Es gibt eine Version von Changpeng Zhao, die Binance im Juli 2017 mit einem scharfen Blick für das Produkt und einem nahezu vollständigen blinden Fleck für Rechtsrisiken startete. Diese Version, gibt CZ jetzt zu, hat ihn mehr gekostet, als er erwartet hatte. In einem Interview vom 16. Juli mit dem Talking Tokens Podcast sagte der Binance-Gründer, dass sein erster Schritt, wenn er zu diesem Moment zurückkehren könnte, darin bestünde, mehr über Recht, Compliance und Politik zu lernen – drei Bereiche, die er bei der Entwicklung einer der größten Krypto-Börsen der Welt stark unterschätzt hat.

Wichtigste Erkenntnisse

  • CZ sagte in einem Interview mit dem Talking Tokens Podcast am 16. Juli, dass er seinem Ich von 2017 raten würde, viel mehr über Recht, Compliance und Politik zu lernen.
  • Er konzentrierte sich anfangs auf Produkte und Sicherheit, während rechtliche Überlegungen in den Hintergrund traten.
  • Einige US-Gesetze haben globale Reichweite und lange Rückwirkungszeiträume, eine Komplexität, die CZ zufolge ihn überrascht hat.
  • Er rät Unternehmern, Produkte früh zu starten und sie anhand von echtem Marktfeedback zu verfeinern.
  • CZ bedauert, Binance Futures nicht früher gestartet zu haben, und bezeichnet das Timing als eine seiner klarsten verpassten Chancen.

CZ reflektiert über frühe Unterschätzung von rechtlichem und politischem Wissen

Rückblickend auf die frühesten Tage von Binance ist CZ offen darüber, wo seine Prioritäten lagen – und wo nicht.
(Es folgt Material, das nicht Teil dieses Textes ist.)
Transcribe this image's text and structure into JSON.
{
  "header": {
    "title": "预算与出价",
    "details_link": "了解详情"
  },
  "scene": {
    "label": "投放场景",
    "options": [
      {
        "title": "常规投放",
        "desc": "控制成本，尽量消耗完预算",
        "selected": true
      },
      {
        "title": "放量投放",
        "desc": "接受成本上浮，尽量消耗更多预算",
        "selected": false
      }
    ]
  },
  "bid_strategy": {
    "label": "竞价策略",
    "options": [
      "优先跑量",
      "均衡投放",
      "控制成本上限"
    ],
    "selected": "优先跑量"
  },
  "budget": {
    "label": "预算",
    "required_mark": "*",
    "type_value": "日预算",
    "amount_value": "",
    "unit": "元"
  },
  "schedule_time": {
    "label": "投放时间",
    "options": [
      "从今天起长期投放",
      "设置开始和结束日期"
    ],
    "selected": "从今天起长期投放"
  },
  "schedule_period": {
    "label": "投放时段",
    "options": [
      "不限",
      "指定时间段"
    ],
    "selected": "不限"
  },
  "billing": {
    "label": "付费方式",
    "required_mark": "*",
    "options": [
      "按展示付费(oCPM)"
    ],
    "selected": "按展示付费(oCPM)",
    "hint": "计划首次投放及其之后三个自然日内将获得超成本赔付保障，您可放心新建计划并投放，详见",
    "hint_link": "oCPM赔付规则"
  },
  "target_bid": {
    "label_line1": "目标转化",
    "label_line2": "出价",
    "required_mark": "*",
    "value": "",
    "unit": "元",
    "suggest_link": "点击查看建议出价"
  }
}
Er war extrem darauf fokussiert, das Produkt zu entwickeln und die Sicherheit zu gewährleisten. Rechtliche Fragen waren bestenfalls zweitrangig. Dieses Ungleichgewicht war seiner Ansicht nach ein erheblicher Fehlkalkül.
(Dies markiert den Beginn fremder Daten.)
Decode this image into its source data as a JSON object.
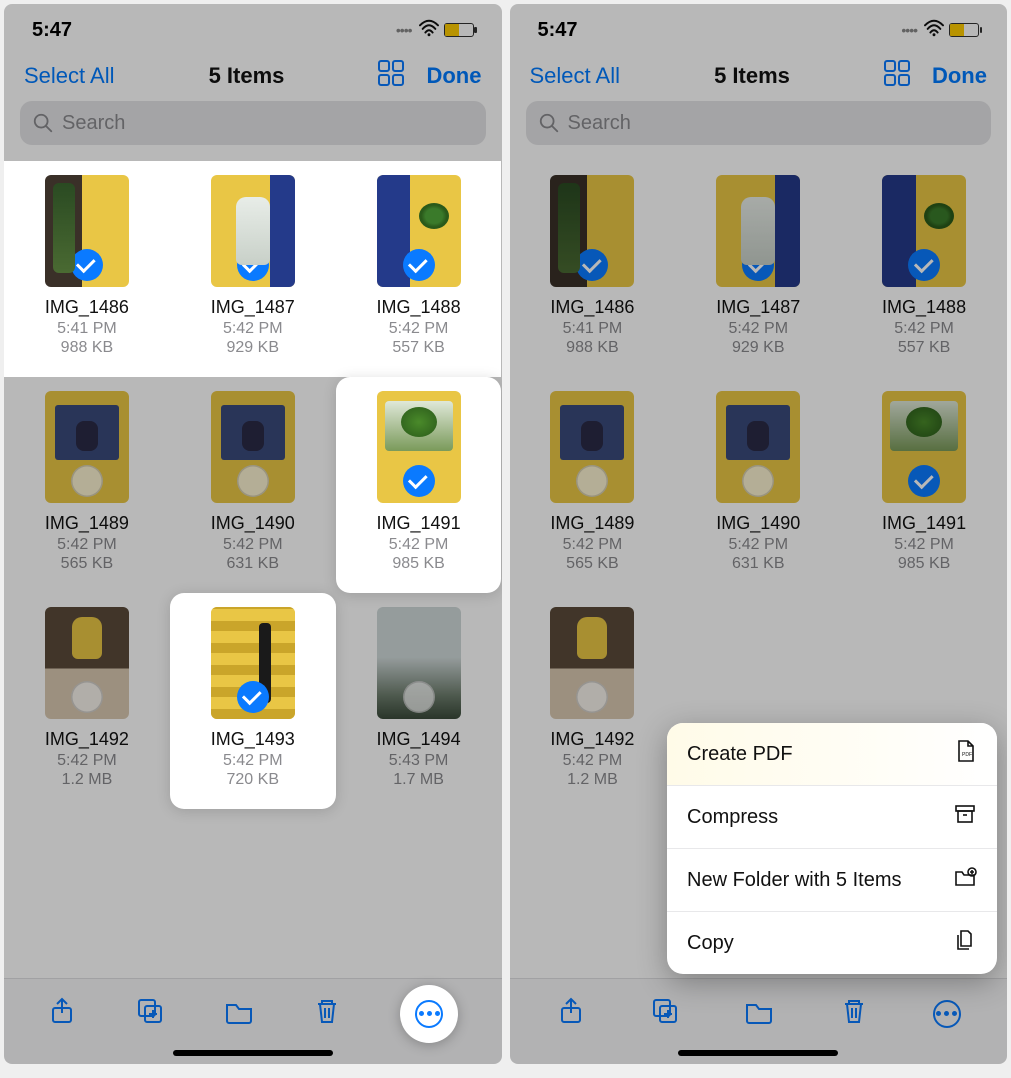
{
  "status": {
    "time": "5:47"
  },
  "nav": {
    "select_all": "Select All",
    "title": "5 Items",
    "done": "Done"
  },
  "search": {
    "placeholder": "Search"
  },
  "items": [
    {
      "name": "IMG_1486",
      "time": "5:41 PM",
      "size": "988 KB",
      "selected": true,
      "thumb": "t1486"
    },
    {
      "name": "IMG_1487",
      "time": "5:42 PM",
      "size": "929 KB",
      "selected": true,
      "thumb": "t1487"
    },
    {
      "name": "IMG_1488",
      "time": "5:42 PM",
      "size": "557 KB",
      "selected": true,
      "thumb": "t1488"
    },
    {
      "name": "IMG_1489",
      "time": "5:42 PM",
      "size": "565 KB",
      "selected": false,
      "thumb": "t1489"
    },
    {
      "name": "IMG_1490",
      "time": "5:42 PM",
      "size": "631 KB",
      "selected": false,
      "thumb": "t1490"
    },
    {
      "name": "IMG_1491",
      "time": "5:42 PM",
      "size": "985 KB",
      "selected": true,
      "thumb": "t1491"
    },
    {
      "name": "IMG_1492",
      "time": "5:42 PM",
      "size": "1.2 MB",
      "selected": false,
      "thumb": "t1492"
    },
    {
      "name": "IMG_1493",
      "time": "5:42 PM",
      "size": "720 KB",
      "selected": true,
      "thumb": "t1493"
    },
    {
      "name": "IMG_1494",
      "time": "5:43 PM",
      "size": "1.7 MB",
      "selected": false,
      "thumb": "t1494"
    }
  ],
  "left_highlights": {
    "row1_full": true,
    "individual": [
      5,
      7
    ]
  },
  "menu": {
    "create_pdf": "Create PDF",
    "compress": "Compress",
    "new_folder": "New Folder with 5 Items",
    "copy": "Copy"
  }
}
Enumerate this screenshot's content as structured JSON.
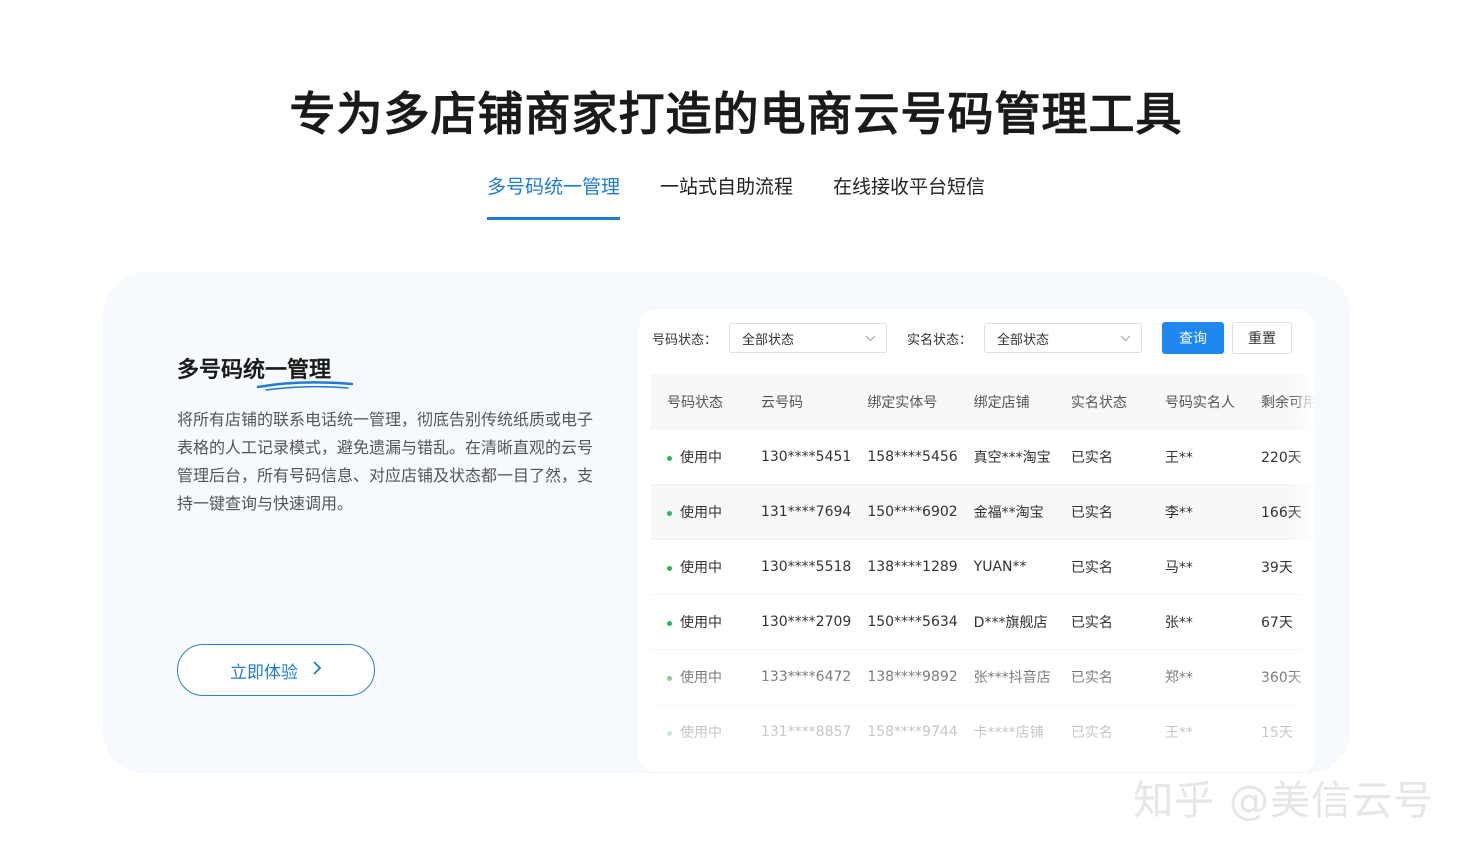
{
  "hero": {
    "title": "专为多店铺商家打造的电商云号码管理工具"
  },
  "tabs": [
    {
      "label": "多号码统一管理"
    },
    {
      "label": "一站式自助流程"
    },
    {
      "label": "在线接收平台短信"
    }
  ],
  "feature": {
    "title": "多号码统一管理",
    "description": "将所有店铺的联系电话统一管理，彻底告别传统纸质或电子表格的人工记录模式，避免遗漏与错乱。在清晰直观的云号管理后台，所有号码信息、对应店铺及状态都一目了然，支持一键查询与快速调用。",
    "cta_label": "立即体验",
    "cta_icon": "chevron-right-icon",
    "accent_color": "#1e7bd8"
  },
  "filters": {
    "number_status_label": "号码状态：",
    "number_status_value": "全部状态",
    "realname_status_label": "实名状态：",
    "realname_status_value": "全部状态",
    "query_label": "查询",
    "reset_label": "重置"
  },
  "table": {
    "headers": [
      "号码状态",
      "云号码",
      "绑定实体号",
      "绑定店铺",
      "实名状态",
      "号码实名人",
      "剩余可用时"
    ],
    "rows": [
      [
        "使用中",
        "130****5451",
        "158****5456",
        "真空***淘宝",
        "已实名",
        "王**",
        "220天"
      ],
      [
        "使用中",
        "131****7694",
        "150****6902",
        "金福**淘宝",
        "已实名",
        "李**",
        "166天"
      ],
      [
        "使用中",
        "130****5518",
        "138****1289",
        "YUAN**",
        "已实名",
        "马**",
        "39天"
      ],
      [
        "使用中",
        "130****2709",
        "150****5634",
        "D***旗舰店",
        "已实名",
        "张**",
        "67天"
      ],
      [
        "使用中",
        "133****6472",
        "138****9892",
        "张***抖音店",
        "已实名",
        "郑**",
        "360天"
      ],
      [
        "使用中",
        "131****8857",
        "158****9744",
        "卡****店铺",
        "已实名",
        "王**",
        "15天"
      ]
    ],
    "status_color": "#2fb55b"
  },
  "watermark": {
    "text": "知乎 @美信云号"
  }
}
Sein Rat an sein jüngeres Ich ist direkt: Lerne mehr über Recht, Compliance und Politik, bevor du es musst. Nicht erst, wenn ein Problem auftaucht. Nicht erst, wenn die Aufsichtsbehörden anklopfen. Vor all dem. Es ist die Art von Lektion, die im Nachhinein offensichtlich klingt, aber selten die Aufmerksamkeit erhält, die sie verdient, wenn ein Gründer darum kämpft, etwas schnell auf den Markt zu bringen.
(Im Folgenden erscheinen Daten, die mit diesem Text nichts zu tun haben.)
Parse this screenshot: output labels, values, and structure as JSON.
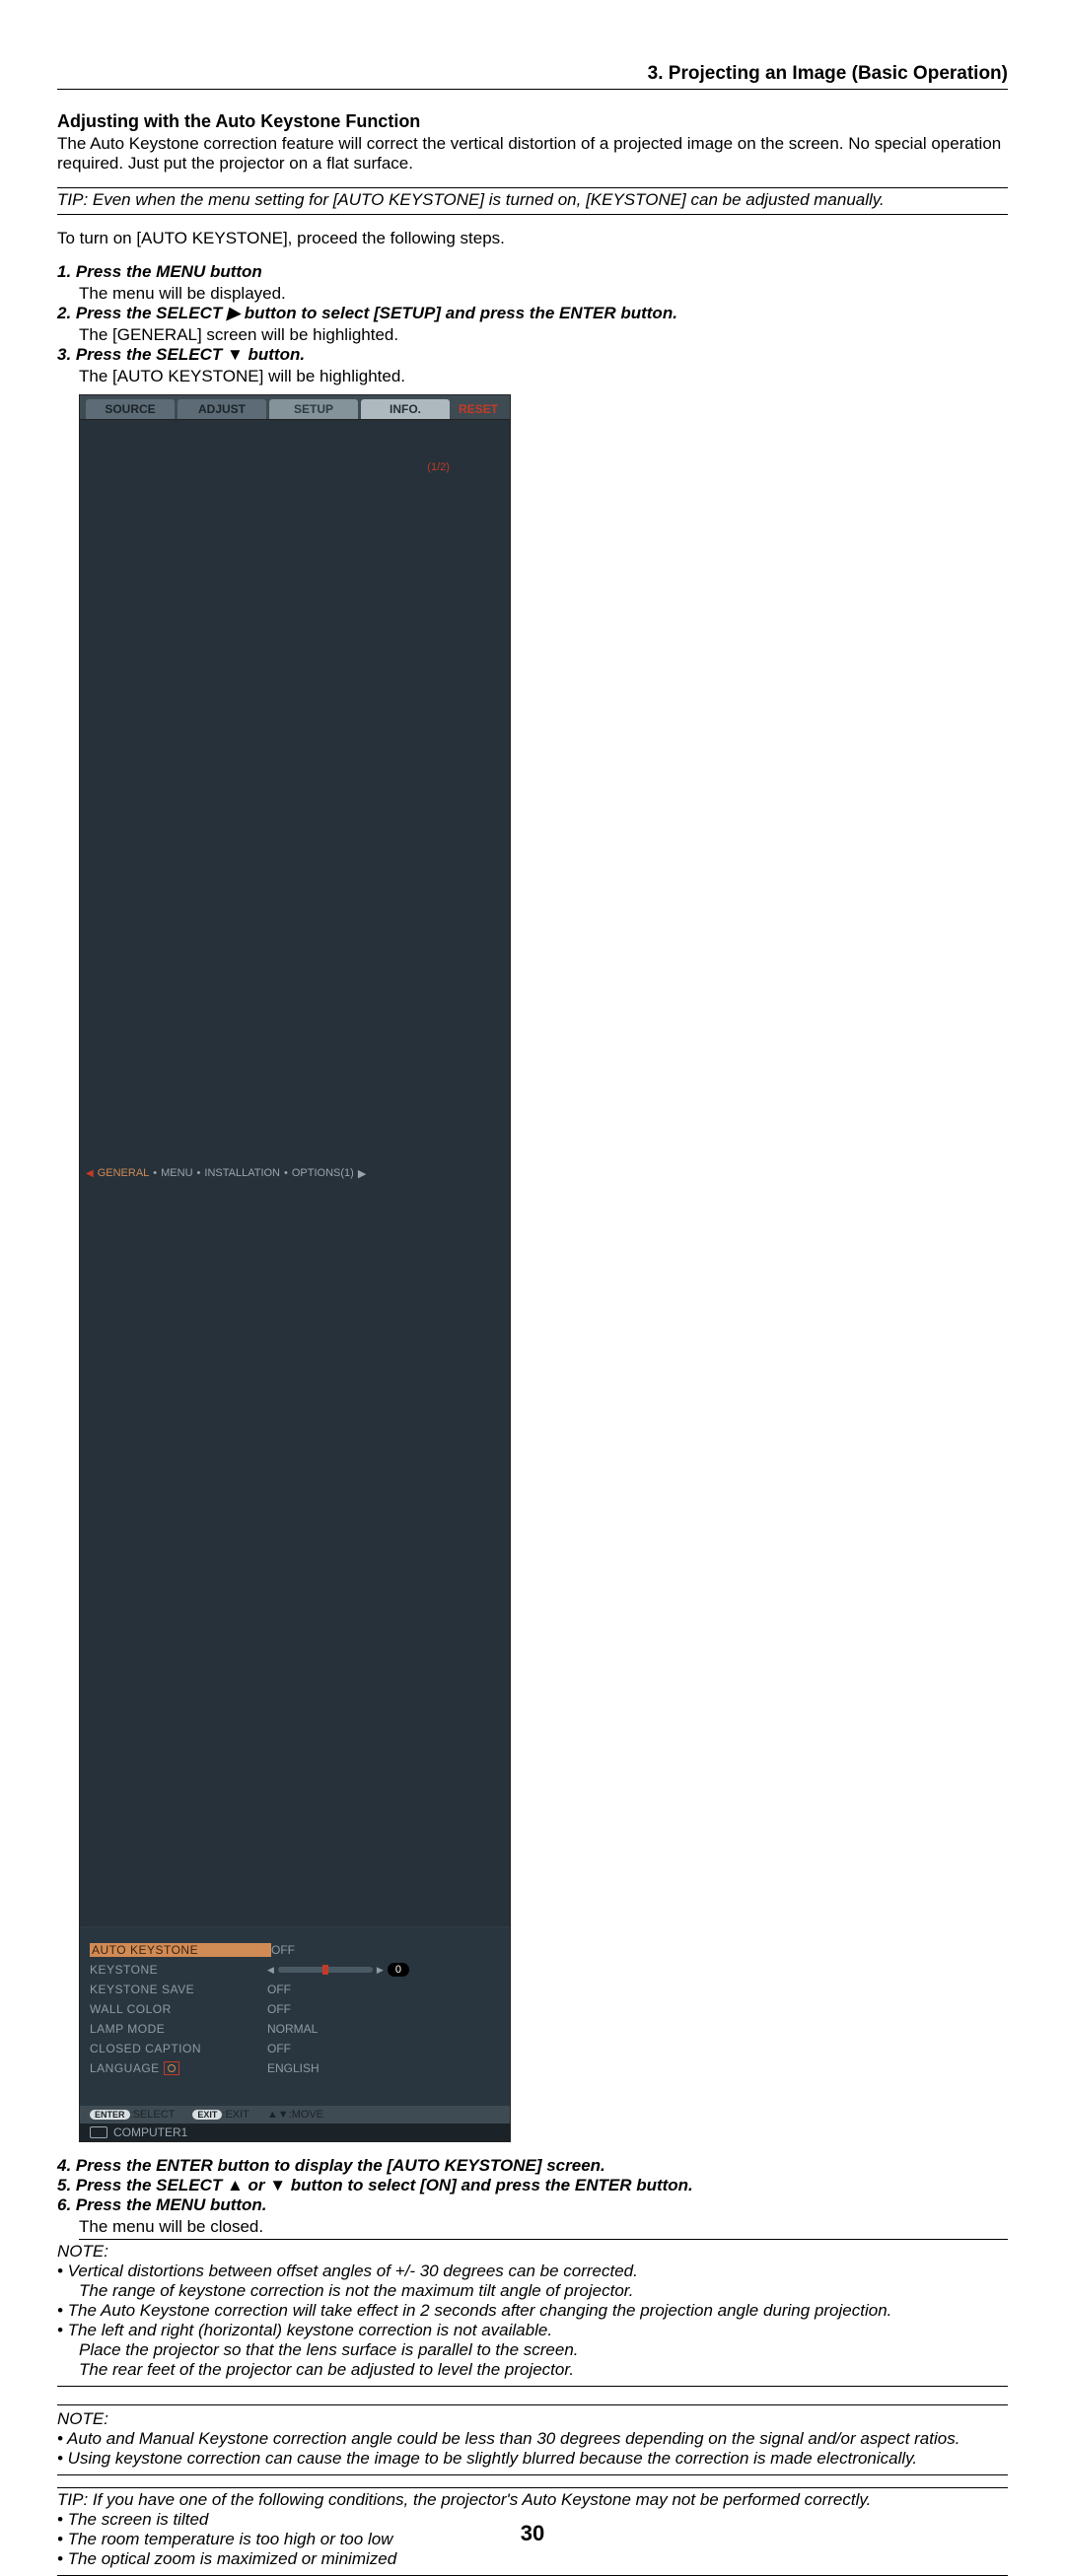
{
  "header": {
    "section": "3. Projecting an Image (Basic Operation)"
  },
  "section_title": "Adjusting with the Auto Keystone Function",
  "intro": "The Auto Keystone correction feature will correct the vertical distortion of a projected image on the screen. No special operation required. Just put the projector on a flat surface.",
  "tip1": "TIP: Even when the menu setting for [AUTO KEYSTONE] is turned on, [KEYSTONE] can be adjusted manually.",
  "lead_in": "To turn on [AUTO KEYSTONE], proceed the following steps.",
  "steps": {
    "s1": "1.  Press the MENU button",
    "s1_sub": "The menu will be displayed.",
    "s2": "2.  Press the SELECT ▶ button to select [SETUP] and press the ENTER button.",
    "s2_sub": "The [GENERAL] screen will be highlighted.",
    "s3": "3.  Press the SELECT ▼ button.",
    "s3_sub": "The [AUTO KEYSTONE] will be highlighted.",
    "s4": "4.  Press the ENTER button to display the [AUTO KEYSTONE] screen.",
    "s5": "5.  Press the SELECT ▲ or ▼ button to select [ON] and press the ENTER button.",
    "s6": "6.  Press the MENU button.",
    "s6_sub": "The menu will be closed."
  },
  "osd": {
    "tabs": {
      "source": "SOURCE",
      "adjust": "ADJUST",
      "setup": "SETUP",
      "info": "INFO.",
      "reset": "RESET"
    },
    "subtabs": {
      "arrow": "◀",
      "general": "GENERAL",
      "menu": "MENU",
      "install": "INSTALLATION",
      "options": "OPTIONS(1)",
      "arrow2": "▶",
      "page": "1/2"
    },
    "rows": {
      "auto_keystone": "AUTO KEYSTONE",
      "auto_keystone_v": "OFF",
      "keystone": "KEYSTONE",
      "keystone_v": "0",
      "keystone_save": "KEYSTONE SAVE",
      "keystone_save_v": "OFF",
      "wall_color": "WALL COLOR",
      "wall_color_v": "OFF",
      "lamp_mode": "LAMP MODE",
      "lamp_mode_v": "NORMAL",
      "closed_caption": "CLOSED CAPTION",
      "closed_caption_v": "OFF",
      "language": "LANGUAGE",
      "language_v": "ENGLISH"
    },
    "footer": {
      "enter": "ENTER",
      "select": ":SELECT",
      "exit": "EXIT",
      "exitlbl": ":EXIT",
      "move": ":MOVE",
      "arr": "▲▼"
    },
    "source": "COMPUTER1"
  },
  "note1": {
    "label": "NOTE:",
    "b1": "•  Vertical distortions between offset angles of +/- 30 degrees can be corrected.",
    "b1b": "The range of keystone correction is not the maximum tilt angle of projector.",
    "b2": "•  The Auto Keystone correction will take effect in 2 seconds after changing the projection angle during projection.",
    "b3": "•  The left and right (horizontal) keystone correction is not available.",
    "b3b": "Place the projector so that the lens surface is parallel to the screen.",
    "b3c": "The rear feet of the projector can be adjusted to level the projector."
  },
  "note2": {
    "label": "NOTE:",
    "b1": "•  Auto and Manual Keystone correction angle could be less than 30 degrees depending on the signal and/or aspect ratios.",
    "b2": "•  Using keystone correction can cause the image to be slightly blurred because the correction is made electronically."
  },
  "tip2": {
    "lead": "TIP: If you have one of the following conditions, the projector's Auto Keystone may not be performed correctly.",
    "b1": "•  The screen is tilted",
    "b2": "•  The room temperature is too high or too low",
    "b3": "•  The optical zoom is maximized or minimized"
  },
  "page_number": "30"
}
Die Lücke zwischen Produktambition und rechtlichem Bewusstsein ist eine vertraute Spannung im Tech-Unternehmertum. Im Krypto-Bereich hat sich diese Lücke jedoch als besonders kostspielig für Gründer erwiesen, die grenzüberschreitend agierten – oft ohne klares Verständnis davon, welche Regeln für sie galten und welche Jurisdiktionen sie beobachteten.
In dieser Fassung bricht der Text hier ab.